Граф, несмотря на огорчение, приятно улыбался.
— Право, — сказал Смолинский, задетый за живое, — люди одарены необыкновенной легковерностью.
— Дело в том, за кем какое установилось мнение.
Смолинский пожал плечами.
— Скажите же, сделайте милость, граф, на чье имя писать заемное письмо?
— На имя ротмистра.
— Как? Курдеш дал еще?
— А, нет, не Курдеш; тому даже следует проценты сегодня же заплатить наиаккуратнейшим образом, чтобы о капитале не заикался, но у ротмистра Повалы.
— О, что же это, черт возьми, я не смекнул! — воскликнул Смолинский, смеясь. — Тут дело другое!
— Как это, дело другое, бездельник! — и граф, вспыхнув, подскочил к нему, сжимая кулаки. — Говори мне сейчас, чего ты смеешься? Что ты думаешь? Что это значит, какое другое дело?
Смолинский, хладнокровно плюнув, ответил:
— Разумеется, другое: это уж не дело, но просто приятельская помощь. — И он сделал ударение на слове приятельская.
Граф пожал плечами, но внутри его кипела буря.
— Как же ты сделался с Пенчковским? — спросил он, переменяя разговор.
— Надул и уговорил его. Ведь на проценты Курдешу нужно нам около десяти тысяч.
— Сегодня же утром, непременно! Не забудь, почтеннейший, Курдеш держал ухо востро; у него крепостная купчая, а это не шутка. Старик до тех пор гладок, пока верит; а придет к делу, шутки с ним плохи.

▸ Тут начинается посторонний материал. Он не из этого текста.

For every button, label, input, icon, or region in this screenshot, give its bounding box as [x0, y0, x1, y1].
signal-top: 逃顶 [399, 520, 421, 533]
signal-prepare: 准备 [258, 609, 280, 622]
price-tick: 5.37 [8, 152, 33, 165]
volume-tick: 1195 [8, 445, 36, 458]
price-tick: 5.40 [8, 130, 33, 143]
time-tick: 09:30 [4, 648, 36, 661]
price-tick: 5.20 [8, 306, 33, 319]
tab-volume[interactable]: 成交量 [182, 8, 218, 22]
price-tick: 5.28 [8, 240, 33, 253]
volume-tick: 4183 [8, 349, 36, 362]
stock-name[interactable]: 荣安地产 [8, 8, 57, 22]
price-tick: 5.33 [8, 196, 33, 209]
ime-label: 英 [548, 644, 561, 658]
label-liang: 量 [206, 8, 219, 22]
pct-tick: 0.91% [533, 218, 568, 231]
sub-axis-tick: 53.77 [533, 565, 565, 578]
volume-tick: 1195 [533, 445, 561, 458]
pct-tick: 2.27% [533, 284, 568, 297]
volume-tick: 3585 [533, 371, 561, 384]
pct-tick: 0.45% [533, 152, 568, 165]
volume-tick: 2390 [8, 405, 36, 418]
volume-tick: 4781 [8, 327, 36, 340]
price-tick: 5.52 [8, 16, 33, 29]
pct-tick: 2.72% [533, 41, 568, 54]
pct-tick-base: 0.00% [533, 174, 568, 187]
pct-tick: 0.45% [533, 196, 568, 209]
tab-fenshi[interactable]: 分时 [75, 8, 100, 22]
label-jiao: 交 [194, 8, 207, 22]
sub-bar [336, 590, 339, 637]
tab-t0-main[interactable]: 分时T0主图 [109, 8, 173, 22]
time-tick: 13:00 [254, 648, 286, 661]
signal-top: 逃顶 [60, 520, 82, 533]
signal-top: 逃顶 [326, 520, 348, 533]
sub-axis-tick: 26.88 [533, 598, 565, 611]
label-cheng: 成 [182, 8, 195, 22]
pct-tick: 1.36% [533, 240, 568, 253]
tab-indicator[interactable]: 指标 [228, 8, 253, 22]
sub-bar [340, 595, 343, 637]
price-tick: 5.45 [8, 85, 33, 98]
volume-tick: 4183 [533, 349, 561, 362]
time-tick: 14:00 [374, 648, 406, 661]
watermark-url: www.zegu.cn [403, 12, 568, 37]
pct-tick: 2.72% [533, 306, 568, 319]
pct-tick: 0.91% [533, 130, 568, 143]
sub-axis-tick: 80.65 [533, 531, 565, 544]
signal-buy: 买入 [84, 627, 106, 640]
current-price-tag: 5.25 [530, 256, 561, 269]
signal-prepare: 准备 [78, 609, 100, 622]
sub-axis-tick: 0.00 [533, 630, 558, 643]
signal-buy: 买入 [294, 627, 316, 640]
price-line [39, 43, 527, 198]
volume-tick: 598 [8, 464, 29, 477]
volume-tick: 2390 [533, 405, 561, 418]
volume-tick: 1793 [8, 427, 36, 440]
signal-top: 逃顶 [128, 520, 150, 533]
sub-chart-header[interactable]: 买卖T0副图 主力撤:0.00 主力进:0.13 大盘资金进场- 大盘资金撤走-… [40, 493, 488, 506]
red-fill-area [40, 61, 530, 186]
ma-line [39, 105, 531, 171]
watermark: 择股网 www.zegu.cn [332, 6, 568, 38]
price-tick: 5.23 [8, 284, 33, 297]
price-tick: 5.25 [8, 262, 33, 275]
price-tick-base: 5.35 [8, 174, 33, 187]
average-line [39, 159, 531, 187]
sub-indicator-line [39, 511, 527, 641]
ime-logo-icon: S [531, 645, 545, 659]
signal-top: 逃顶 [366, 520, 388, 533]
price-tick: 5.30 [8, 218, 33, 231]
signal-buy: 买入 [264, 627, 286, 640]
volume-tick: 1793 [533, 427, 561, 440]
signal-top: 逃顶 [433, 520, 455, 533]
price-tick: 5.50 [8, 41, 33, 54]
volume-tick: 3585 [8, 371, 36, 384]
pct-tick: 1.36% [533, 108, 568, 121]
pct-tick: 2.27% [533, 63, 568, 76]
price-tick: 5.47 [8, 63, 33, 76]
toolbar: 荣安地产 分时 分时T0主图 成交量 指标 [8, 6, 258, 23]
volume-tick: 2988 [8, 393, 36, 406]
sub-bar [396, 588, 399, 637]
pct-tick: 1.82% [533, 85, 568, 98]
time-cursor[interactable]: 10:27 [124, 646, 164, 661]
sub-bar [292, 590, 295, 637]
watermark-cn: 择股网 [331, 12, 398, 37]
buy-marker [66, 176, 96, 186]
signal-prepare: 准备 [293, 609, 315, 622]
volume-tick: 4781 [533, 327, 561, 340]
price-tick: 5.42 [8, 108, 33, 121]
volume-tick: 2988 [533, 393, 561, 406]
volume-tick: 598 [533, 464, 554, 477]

— Э, и не с такими справлялись!
— Ну, что же с Пенчковским?
— Что? Поддел его на штуку, сказал ему так: вот вам на выбор или записку на простой бумаге, вместо потерянного, и квитанцию, или, в противном случае, ничего не дадим; или новое заемное письмо, а нам контроверс на случай находки потерянного и доплатить, для округления суммы, еще 10 000 злотых.
— И что же, Смолка, что? — улыбаясь, спросил, видимо, обрадованный граф.
— Да что же? Стонал, охал, пищал, просил, надоедал, бесновался, сердился немного и, наконец, отправился за этими 10 000.
— А, вот молодец! Возвращаю тебе мое доверие!
— Не правда ли? А?..
— Отдаю тебе справедливость, ты заслужил мое благоволение! — прибавил граф.
— А еще что? — спросил Смолинский франтовато.
— О, хочешь больше: сто злотых награждения.
— Деньги теперь дороги и редки, — заметил уполномоченный. — Знаете ли что, граф: попросил бы я у вас об ассигновании мне пары лошадок в Сломниках, я выберу себе парочку; мои клячи ожеребились.
— Плут, ты возьмешь себе…
— Уж, разумеется, что только найду лучшего.
— Ну, ну, черт тебя побери! За дело с Пенчковским стоит; ты показал мне необыкновенную ловкость.
— Уж, — прервал его Смолинский, зная, что граф любил и самую неловкую лесть, — уж я приму, что заслуживаю; но должен и графу подивиться. Два дела обдумать так хорошо во время бала, для этого нужна голова.
— Прошу покорно, бездельник! Он только теперь убедился, что у меня есть голова!
Смолинский рассмеялся во все горло.
— А теперь, — сказал граф, — еще словечко: скажи ты мне, — и он подошел к нему близехонько и понизил голос, — откуда эта старая наседка, графиня Черемова, понимаешь, откуда она могла пронюхать, что дела наши не в таком блестящем положении, как думают люди?
— А что?
— Ба, как бы ты думал! Вчера начала отпускать мне солено-горькие любезности, я на них, разумеется, отвечал как следует. Представь себе, осмелилась попрекать мне Самодолами, данными за женой с банковским долгом и с процентами.
— Пошутила старушка.
— Хороши шутки! А себе, небось, оставила восемьсот душ чистеньких.
— И потому не следовало ее сердить, ваше сиятельство.
— Нечего мне с ней, старой, церемониться, я очень хорошо знаю, что она идет замуж, а уж никто не возьмет ее даром.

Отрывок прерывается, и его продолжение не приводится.